Tita habla visto nacer algunos animales, pero esas experiencias de nada le servían en estos momentos. En aquellas ocasiones sólo habla estado de espectadora. Los animales sabían muy bien lo que tenían que hacer, en cambio ella no sabía nada de nada. Tenía preparadas sábanas, agua caliente y unas tijeras esterilizadas. Sabía que tenía que cortar el cordón umbilical, pero no sabia cómo ni cuándo ni a qué altura. Sabía que había que darle una serie de atenciones a la criatura en cuanto arribara a este mundo, pero no sabia cuáles. Lo único que sabía es que primero tenía que nacer, ¡y no tenía para cuándo! Tita se asomaba entre las piernas de su hermana con frecuencia y nada. Sólo un túnel obscuro, silencioso, profundo. Tita, arrodillada frente a Rosaura, con gran desesperación pidió a Nacha que la iluminara en estos momentos.
¡Si era posible que le dictara algunas recetas de cocina, también era posible que le ayudara en este difícil trance! Alguien tenia que asistir a Rosaura desde el más allá, porque los del más acá no tenían manera.
No supo por cuánto tiempo rezó de hinojos, pero cuando por fin despegó los párpados, el obscuro túnel de un momento a otro se transformó por completo en un río rojo, en un volcán impetuoso, en un desgarramiento de papel. La carne de su hermana se abría para dar paso a la vida. Tita no olvidaría nunca ese sonido ni la imagen de la cabeza de su sobrino saliendo triunfante de su lucha por vivir. No era una cabeza bella, más bien tenía forma de un piloncillo, debido a la presión a que sus huesos estuvieron sometidos por tantas horas. Pero a Tita le pareció la más hermosa de todas las que había visto en su vida.
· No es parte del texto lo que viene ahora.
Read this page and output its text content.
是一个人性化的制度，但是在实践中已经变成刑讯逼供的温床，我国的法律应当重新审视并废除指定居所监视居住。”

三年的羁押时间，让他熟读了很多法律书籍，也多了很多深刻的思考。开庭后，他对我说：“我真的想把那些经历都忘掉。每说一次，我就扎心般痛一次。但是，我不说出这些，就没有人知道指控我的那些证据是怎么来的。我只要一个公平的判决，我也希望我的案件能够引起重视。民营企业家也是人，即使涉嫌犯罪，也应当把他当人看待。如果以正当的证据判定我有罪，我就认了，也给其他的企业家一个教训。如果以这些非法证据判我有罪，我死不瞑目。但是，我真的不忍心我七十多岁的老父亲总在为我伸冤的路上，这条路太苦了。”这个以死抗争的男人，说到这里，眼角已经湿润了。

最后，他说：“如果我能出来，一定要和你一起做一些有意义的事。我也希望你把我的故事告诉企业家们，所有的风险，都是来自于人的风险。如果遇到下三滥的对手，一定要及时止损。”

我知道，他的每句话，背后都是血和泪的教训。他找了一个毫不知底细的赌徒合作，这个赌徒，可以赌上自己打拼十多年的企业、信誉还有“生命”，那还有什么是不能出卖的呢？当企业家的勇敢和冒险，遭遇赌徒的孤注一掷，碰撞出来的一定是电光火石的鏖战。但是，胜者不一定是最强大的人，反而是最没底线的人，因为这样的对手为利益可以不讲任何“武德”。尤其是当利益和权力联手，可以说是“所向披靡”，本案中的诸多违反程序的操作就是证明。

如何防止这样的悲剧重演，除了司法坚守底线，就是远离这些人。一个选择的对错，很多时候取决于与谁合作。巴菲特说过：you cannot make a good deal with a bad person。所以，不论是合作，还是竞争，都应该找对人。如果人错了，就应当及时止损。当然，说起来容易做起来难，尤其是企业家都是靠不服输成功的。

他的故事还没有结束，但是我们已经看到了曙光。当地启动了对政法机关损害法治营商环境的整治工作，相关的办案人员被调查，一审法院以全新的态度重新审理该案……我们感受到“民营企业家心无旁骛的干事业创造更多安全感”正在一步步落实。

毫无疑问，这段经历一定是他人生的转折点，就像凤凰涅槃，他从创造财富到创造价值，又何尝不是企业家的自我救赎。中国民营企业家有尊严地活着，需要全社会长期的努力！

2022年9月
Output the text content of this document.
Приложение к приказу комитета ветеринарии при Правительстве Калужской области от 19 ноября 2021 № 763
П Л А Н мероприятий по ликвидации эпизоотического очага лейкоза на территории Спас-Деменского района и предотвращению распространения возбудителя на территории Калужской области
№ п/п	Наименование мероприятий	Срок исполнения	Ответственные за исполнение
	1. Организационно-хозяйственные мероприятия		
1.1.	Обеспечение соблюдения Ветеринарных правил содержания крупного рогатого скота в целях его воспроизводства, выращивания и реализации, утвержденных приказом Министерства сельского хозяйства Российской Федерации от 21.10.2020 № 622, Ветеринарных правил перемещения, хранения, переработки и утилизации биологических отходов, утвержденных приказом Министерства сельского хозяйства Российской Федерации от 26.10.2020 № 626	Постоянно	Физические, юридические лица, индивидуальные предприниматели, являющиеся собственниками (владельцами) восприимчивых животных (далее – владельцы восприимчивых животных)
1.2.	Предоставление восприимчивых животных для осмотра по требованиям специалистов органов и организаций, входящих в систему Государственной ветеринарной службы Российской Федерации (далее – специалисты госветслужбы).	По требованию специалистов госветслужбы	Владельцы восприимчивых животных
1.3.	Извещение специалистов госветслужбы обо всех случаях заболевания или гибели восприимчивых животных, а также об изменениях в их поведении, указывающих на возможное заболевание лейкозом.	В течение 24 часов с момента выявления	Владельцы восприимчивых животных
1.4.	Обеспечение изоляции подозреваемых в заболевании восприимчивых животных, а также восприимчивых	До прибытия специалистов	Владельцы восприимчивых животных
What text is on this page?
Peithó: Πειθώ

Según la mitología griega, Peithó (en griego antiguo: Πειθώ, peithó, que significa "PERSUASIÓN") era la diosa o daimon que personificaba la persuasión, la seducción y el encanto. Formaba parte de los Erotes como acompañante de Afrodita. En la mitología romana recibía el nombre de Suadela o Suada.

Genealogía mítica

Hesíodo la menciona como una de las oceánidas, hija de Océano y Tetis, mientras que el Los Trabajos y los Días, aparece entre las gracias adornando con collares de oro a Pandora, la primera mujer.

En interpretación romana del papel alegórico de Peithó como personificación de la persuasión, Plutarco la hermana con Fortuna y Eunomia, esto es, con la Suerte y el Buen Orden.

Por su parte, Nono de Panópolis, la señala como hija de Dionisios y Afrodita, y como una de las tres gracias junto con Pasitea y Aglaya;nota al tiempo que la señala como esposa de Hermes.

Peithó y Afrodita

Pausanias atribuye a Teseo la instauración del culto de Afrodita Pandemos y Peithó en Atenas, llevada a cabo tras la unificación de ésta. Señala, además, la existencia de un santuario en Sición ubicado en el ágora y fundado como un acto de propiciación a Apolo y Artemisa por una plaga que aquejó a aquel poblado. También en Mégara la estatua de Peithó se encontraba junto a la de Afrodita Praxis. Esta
El llanto del niño invadió todos los espacios vacíos dentro del corazón de Tita. Supo entonces que amaba nuevamente: a la vida, a ese niño, a Pedro, inclusive a su hermana, odiada por tanto tiempo: Tomó al niño entre sus manos, se lo llevó a Rosaura, y juntas lloraron un rato, abrazadas a él. Después, siguiendo las instrucciones que Nacha le daba al oído, supo perfectamente todos los pasos que tenía que seguir: cortar el cordón umbilical en el lugar y momento preciso, limpiar el cuerpo del niño con aceite de almendras dulces, fajarle el ombligo y vestirlo. Sin ningún problema supo cómo ponerle primero la camiseta y la camisa, luego el fajero en el ombligo, luego el pañal de manta de cielo, luego el de ojo de pájaro, luego la franela para cubrirle las piernas, luego la chambrita, luego los calcetines y los zapatos y, por último, utilizando una cobija de felpa le cruzó las manos sobre el pecho para que no se fuera a rasguñar la cara. Cuando por la noche llegaron Mamá Elena y Chencha acompañada de los Lobo, se admiraron del profesional trabajo que Tita realizó. Envuelto como taco, el niño dormía tranquilamente.
Pedro no llegó con el doctor Brown hasta el día siguiente, después de que lo dejaron en libertad. Su retorno tranquilizó a todos.
Temían por su vida. Ahora sólo les quedaba la preocupación por la salud de Rosaura, que aún estaba muy delicada e hinchada. El doctor Brown la examinó exhaustivamente. Fue entonces que supieron lo peligroso que había estado el parto. Según el doctor, Rosaura sufrió un ataque de eclampsia que la pudo haber matado. Se mostró muy sorprendido de que Tita la hubiera asistido con tanto aplomo y decisión en condiciones tan poco favorables. Bueno, quién sabe qué le llamó más la atención, si el que Tita la hubiera atendido sola y sin tener ninguna experiencia o el descubrir de pronto que Tita, la niña dientona que él recordaba, se había transformado en una bellísima mujer sin que él lo hubiera notado.